叡王戦など

昨日は将棋連盟の総会でしたが、その夜には来期叡王戦の組み合わせ発表会が行われていました。
そこで「叡王戦がアベマでも放映される」旨の発表があったようで、まったく知らなかったのでびっくりしました。
すこし前に協業が発表されたものの、その後将棋界で具体的な話は聞いていなかったのでその第一弾という感じなんでしょうか。

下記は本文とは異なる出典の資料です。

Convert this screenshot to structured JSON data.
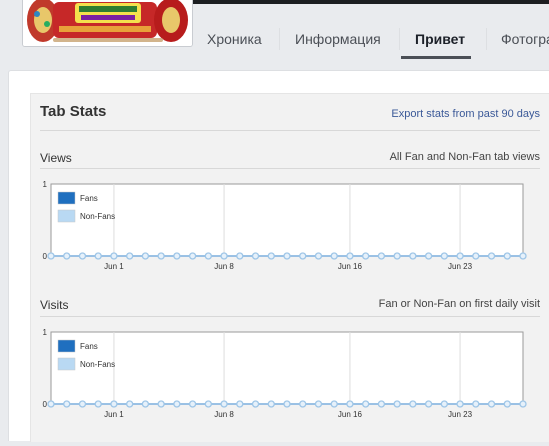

叡王戦はクラウドファンディングとか、最近も新たな取り組みがあったりして注目はしているところですが、将棋連盟サイドから何の発表もないのは、ちょっと心配になるところです。
あまり知られていないかあるいは関心を持たれていないかもしれませんが、「日本将棋連盟」もまた、すべての棋戦において主催者なので。
一棋士としては、やはり良い将棋を観ていただけるように頑張ることが一番ですね。

将棋会館の移転に関することも、各紙で報じられており、今後将棋連盟からもリリースがあることと思います。
千駄ヶ谷にある現在の会館は、手狭になってしまって久しく、問題を先延ばしにしてしまううちに老朽化が進んできているので、議論の俎上に出たことはまず良かったと思います。
今後さまざまな困難が予想される中で、なんとか良い形で実現することを期待しています。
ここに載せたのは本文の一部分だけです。